For decades, Americans have been advised by doctors that taking a daily low-dose of aspirin can help prevent heart attacks and strokes–but a draft recommendation from an expert panel released Tuesday proposes stepping back from the practice, saying that the possible side effects outweigh the benefits.
For people ages 40 to 59 years old who have not had a heart attack, taking a low-dose of aspirin every day has only a “small net benefit” in preventing one, according to a draft proposal by the U.S. Preventive Services Task Force, an independent panel made up of medical professionals.
The new guidelines would advise patients falling under those categories to consult with their doctor before starting an aspirin regimen, if approved.
The USPSTF has also proposed discouraging the drug for daily use in people 60 or older to prevent heart attacks, saying it carries an age-associated risk of increased bleeding.
The draft guidelines would not apply to anyone already taking a low-dose of aspirin or patients who have already experienced a heart attack, the board said.
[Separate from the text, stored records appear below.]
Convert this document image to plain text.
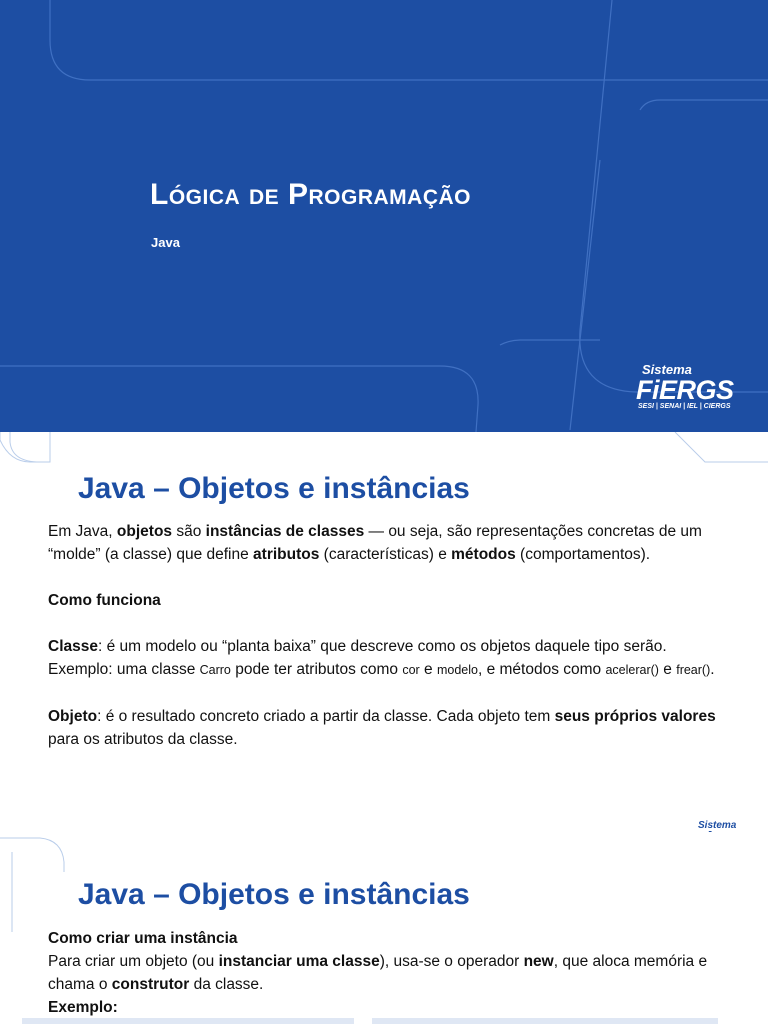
Lógica de Programação
Java
Sistema
FiERGS
SESI | SENAI | IEL | CIERGS
Java – Objetos e instâncias

Em Java, objetos são instâncias de classes — ou seja, são representações concretas de um “molde” (a classe) que define atributos (características) e métodos (comportamentos).

Como funciona

Classe: é um modelo ou “planta baixa” que descreve como os objetos daquele tipo serão.

Exemplo: uma classe Carro pode ter atributos como cor e modelo, e métodos como acelerar() e frear().

Objeto: é o resultado concreto criado a partir da classe. Cada objeto tem seus próprios valores para os atributos da classe.

Sistema
Java – Objetos e instâncias

Como criar uma instância

Para criar um objeto (ou instanciar uma classe), usa-se o operador new, que aloca memória e chama o construtor da classe.

Exemplo:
The panel is also looking to reverse a 2016 recommendation that patients take aspirin to prevent colon cancer, after recent studies have raised doubts about the drug’s efficacy.
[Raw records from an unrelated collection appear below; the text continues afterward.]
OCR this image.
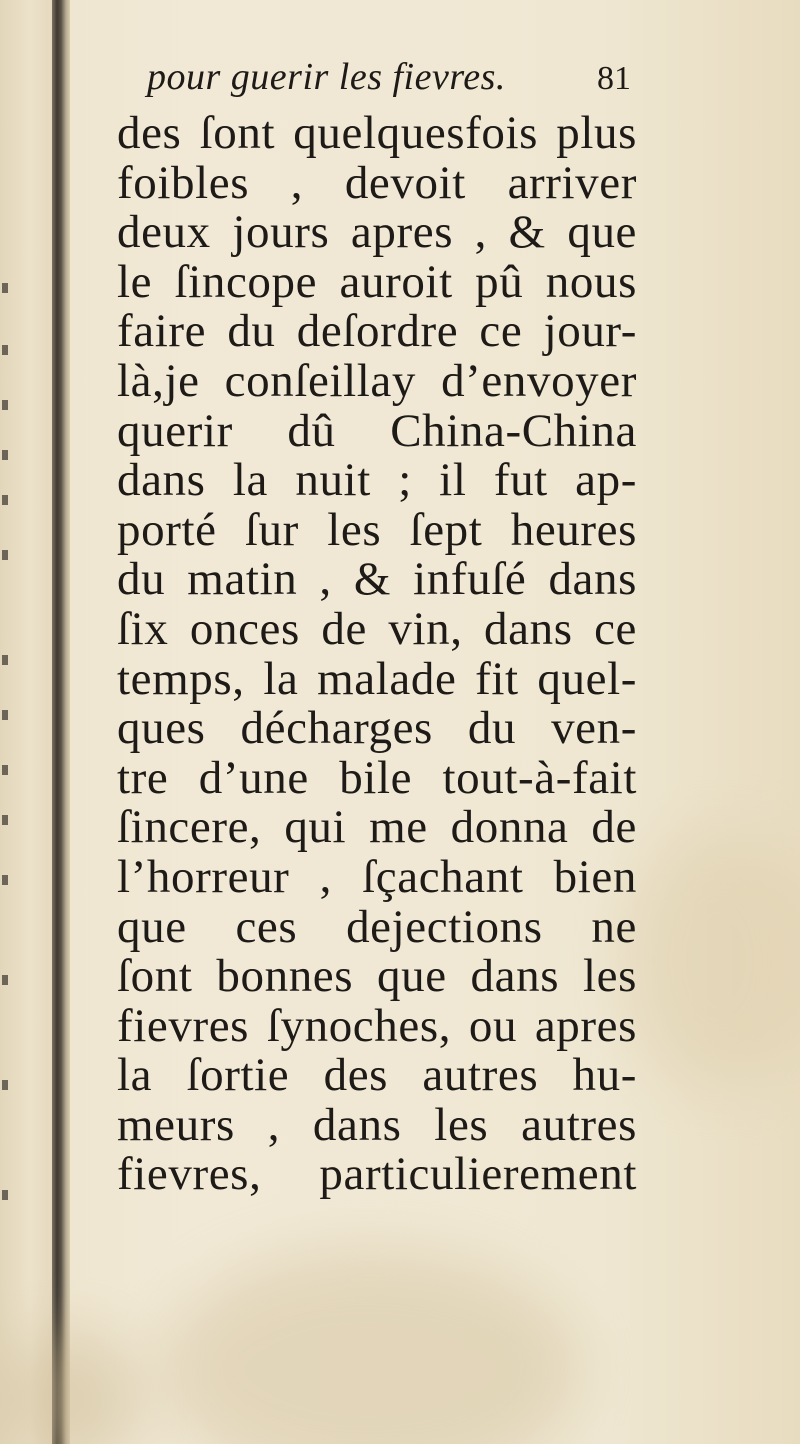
pour guerir les fievres.	81
des ſont quelquesfois plus
foibles , devoit arriver
deux jours apres , & que
le ſincope auroit pû nous
faire du deſordre ce jour-
là,je conſeillay d’envoyer
querir dû China-China
dans la nuit ; il fut ap-
porté ſur les ſept heures
du matin , & infuſé dans
ſix onces de vin, dans ce
temps, la malade fit quel-
ques décharges du ven-
tre d’une bile tout-à-fait
ſincere, qui me donna de
l’horreur , ſçachant bien
que ces dejections ne
ſont bonnes que dans les
fievres ſynoches, ou apres
la ſortie des autres hu-
meurs , dans les autres
fievres, particulierement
The guidelines are not final, and the USPSTF is accepting feedback on the proposed recommendations until early November.
“If you don’t have a history of heart attack and stroke, you shouldn’t be starting on aspirin just because you reach a certain age,” USPSTF member Chien-Wen Tseng told the Washington Post, adding he hopes the guidance will “get people to talk with their clinicians instead of just buying a bottle off the shelf and saying, ‘I should be on aspirin.’”
A low dose of aspirin is considered to be between 81 milligrams to 100 milligrams, sometimes called “baby aspirin.” Because aspirin is a blood thinner and can help block blood clots from forming in arteries, it has been used to prevent possible heart attacks. However, recent studies indicate that taking the drug regularly can go too far and increase the risk of bleeding in the brain and the digestive tract, especially in older patients.